China has agreed to invite U.N. investigators into the country to examine allegations that it jails people without due process, restricts freedom of religion and allows torture in its prisons, a senior U.S. official said today.

The Chinese government has issued similar invitations before, only to back off by insisting on restrictions that U.N. investigators found unacceptable. But Assistant Secretary of State Lorne Craner, the State Department's top human rights official, said Chinese officials promised after two days of talks that they would set no conditions in advance of the U.N. visits this time.

"They made a point of it," he said. "I'm taking their word on this. We went over it and over it."

Craner said the unconditional invitations were the most significant result of this week's human rights talks between the United States and China. Despite pressure from the West, China has never allowed the U.N. special rapporteur on torture to conduct an investigation. It has been more than five years since China permitted visits by the U.N. rapporteur on religious freedom or the U.N. body that investigates arbitrary detention.

Craner said the Chinese government's sudden willingness to let in the U.N. investigators was the latest sign it is getting serious about improving its human rights record. Chinese officials appeared more willing to listen to criticism and suggestions during this week's talks than in the past, he added, saying: "They acknowledged problems that they have never acknowledged before."

But Mike Jendrzejczyk, Washington director of Human Rights Watch, said it was too early to tell whether the invitations represented real progress.

"These kinds of invitations have been issued before, and on the follow through, China drags its feet," he said. "I hope this is a positive opening, but it's really quite premature to judge what this means."
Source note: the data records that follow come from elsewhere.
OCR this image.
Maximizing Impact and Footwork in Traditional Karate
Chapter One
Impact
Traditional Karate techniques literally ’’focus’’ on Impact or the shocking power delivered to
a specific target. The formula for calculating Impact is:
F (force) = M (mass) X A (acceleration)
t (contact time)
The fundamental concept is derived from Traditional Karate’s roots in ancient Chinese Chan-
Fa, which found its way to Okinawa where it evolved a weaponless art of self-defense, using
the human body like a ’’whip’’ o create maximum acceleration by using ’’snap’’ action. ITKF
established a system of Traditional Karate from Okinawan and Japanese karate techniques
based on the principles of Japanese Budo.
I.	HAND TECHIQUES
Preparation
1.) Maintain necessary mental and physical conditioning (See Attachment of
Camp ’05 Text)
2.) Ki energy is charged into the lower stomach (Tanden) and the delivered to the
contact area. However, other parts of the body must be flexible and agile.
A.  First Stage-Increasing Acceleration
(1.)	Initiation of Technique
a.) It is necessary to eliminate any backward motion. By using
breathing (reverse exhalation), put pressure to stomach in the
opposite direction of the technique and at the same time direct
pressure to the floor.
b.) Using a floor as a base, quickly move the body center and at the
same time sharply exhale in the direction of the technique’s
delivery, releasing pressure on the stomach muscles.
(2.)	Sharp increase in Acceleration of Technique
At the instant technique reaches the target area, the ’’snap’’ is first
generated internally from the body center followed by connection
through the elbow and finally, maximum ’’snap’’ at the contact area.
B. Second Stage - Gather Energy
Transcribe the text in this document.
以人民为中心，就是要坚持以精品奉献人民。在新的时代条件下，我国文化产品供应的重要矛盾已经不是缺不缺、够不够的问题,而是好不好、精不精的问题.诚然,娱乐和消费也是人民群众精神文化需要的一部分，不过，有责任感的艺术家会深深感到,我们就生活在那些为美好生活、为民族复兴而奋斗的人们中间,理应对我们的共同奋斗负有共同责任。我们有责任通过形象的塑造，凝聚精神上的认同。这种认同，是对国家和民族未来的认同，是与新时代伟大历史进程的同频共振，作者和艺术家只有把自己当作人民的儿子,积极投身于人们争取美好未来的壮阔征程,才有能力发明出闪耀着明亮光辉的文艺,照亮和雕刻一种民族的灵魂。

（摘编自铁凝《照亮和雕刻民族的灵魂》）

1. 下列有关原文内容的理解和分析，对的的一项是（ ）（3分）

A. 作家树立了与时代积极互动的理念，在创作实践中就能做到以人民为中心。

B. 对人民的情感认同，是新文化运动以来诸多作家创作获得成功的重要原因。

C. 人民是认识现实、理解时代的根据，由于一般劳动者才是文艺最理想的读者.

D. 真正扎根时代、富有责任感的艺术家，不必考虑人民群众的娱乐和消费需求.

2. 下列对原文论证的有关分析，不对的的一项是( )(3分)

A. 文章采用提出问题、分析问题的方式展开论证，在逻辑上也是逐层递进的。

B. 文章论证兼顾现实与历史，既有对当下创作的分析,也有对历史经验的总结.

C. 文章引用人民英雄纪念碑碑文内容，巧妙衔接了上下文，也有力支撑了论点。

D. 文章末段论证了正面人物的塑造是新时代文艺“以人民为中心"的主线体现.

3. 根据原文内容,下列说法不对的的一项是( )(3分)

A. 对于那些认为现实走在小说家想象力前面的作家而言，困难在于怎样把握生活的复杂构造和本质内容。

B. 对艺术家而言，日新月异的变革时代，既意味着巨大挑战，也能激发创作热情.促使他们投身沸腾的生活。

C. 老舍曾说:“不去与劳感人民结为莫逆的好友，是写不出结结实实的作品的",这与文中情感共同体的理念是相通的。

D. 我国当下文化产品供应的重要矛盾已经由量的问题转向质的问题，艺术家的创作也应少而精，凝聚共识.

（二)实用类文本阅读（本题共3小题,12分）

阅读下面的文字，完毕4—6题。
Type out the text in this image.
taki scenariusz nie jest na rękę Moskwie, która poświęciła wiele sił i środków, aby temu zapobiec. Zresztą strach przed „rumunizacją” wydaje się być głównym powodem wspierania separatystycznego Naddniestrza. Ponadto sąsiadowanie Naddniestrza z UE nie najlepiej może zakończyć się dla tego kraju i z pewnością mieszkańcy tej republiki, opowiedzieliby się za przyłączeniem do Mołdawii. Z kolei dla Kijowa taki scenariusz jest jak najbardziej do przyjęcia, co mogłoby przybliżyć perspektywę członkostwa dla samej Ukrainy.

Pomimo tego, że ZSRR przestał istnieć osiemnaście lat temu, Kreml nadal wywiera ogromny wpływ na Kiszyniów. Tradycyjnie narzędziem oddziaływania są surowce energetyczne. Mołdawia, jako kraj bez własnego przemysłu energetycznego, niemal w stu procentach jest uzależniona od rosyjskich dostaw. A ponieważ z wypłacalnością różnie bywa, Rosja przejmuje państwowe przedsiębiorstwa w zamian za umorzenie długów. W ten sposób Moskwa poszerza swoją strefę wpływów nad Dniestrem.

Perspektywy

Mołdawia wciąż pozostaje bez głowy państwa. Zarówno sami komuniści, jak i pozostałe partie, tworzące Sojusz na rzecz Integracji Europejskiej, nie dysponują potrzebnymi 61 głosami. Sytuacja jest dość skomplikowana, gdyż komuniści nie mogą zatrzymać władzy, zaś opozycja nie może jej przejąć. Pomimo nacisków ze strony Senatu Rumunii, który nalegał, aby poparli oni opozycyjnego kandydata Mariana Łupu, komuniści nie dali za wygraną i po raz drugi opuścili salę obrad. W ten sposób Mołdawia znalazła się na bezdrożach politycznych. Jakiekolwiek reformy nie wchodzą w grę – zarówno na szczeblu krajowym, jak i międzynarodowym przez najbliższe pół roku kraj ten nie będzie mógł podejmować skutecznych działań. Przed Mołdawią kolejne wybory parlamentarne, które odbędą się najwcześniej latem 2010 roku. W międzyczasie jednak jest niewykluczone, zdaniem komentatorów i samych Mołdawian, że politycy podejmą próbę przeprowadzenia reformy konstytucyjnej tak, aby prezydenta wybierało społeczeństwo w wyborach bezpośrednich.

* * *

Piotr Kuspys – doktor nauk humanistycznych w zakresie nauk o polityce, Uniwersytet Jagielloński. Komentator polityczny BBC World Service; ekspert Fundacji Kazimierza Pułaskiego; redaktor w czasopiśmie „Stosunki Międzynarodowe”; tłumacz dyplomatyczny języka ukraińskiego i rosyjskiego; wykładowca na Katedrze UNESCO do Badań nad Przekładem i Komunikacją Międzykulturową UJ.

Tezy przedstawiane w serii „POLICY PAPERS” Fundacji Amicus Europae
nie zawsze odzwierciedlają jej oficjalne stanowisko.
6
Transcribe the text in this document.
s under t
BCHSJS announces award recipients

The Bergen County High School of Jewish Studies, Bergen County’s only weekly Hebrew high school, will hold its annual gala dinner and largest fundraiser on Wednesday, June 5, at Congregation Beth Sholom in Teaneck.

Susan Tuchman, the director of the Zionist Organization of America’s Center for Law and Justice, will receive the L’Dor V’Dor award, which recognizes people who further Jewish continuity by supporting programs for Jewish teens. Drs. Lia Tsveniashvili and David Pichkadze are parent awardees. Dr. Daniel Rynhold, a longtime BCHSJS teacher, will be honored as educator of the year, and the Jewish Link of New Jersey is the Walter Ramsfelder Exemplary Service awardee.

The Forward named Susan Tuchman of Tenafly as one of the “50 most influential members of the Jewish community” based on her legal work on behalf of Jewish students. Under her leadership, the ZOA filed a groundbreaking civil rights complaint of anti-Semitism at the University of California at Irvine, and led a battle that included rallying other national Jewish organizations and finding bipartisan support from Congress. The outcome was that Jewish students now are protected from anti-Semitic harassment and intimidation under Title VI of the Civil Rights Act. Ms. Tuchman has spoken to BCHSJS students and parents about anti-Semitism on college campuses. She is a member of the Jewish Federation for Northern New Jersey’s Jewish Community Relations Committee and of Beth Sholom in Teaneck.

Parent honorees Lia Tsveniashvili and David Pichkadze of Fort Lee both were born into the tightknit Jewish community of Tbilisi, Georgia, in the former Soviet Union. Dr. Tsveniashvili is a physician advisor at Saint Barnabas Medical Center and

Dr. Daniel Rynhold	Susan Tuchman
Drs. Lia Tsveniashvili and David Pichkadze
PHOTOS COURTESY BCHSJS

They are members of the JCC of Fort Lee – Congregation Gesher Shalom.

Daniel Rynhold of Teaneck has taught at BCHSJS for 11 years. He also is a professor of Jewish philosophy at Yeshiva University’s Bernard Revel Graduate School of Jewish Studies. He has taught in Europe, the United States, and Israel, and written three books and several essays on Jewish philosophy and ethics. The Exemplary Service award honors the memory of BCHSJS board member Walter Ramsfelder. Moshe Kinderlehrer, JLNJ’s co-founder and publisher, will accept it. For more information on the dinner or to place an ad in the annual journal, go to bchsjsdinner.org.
China has invited the U.N. special rapporteur on torture to visit several times over the past few years, but no visit has taken place because the government has refused to go along with the rapporteur's requests for unmonitored prisoner interviews and unannounced visits to detention centers and police stations.

China routinely rejects criticism of its human rights record as bullying and interference in its internal affairs, but it has been holding regular human rights talks with the United States and other Western nations since the mid-1990s. Human rights groups have criticized the talks for allowing the Chinese government to appear responsive while doing little to improve conditions.

Craner said he emphasized in the meetings that the United States expects concrete results from the talks. The Bush administration agreed to hold them only after China released a handful of political prisoners on a U.S. list, and Craner presented a new list of 230 prisoners during the talks. He said he highlighted several prisoners as priority cases, including Xu Wenli, co-founder of the banned China Democracy Party, and Rebiya Kadeer, an ethnic Uighur businesswoman from Xinjiang, the western region where China says it is fighting a war against Muslim terrorists.

Craner is scheduled to travel to Xinjiang on Wednesday, and he said he would raise concerns that China is using the war on terrorism as an excuse to intensify its crackdown on Uighurs, who favor greater autonomy for the region. He said he received only "scripted responses" when he raised the issue during talks in Beijing.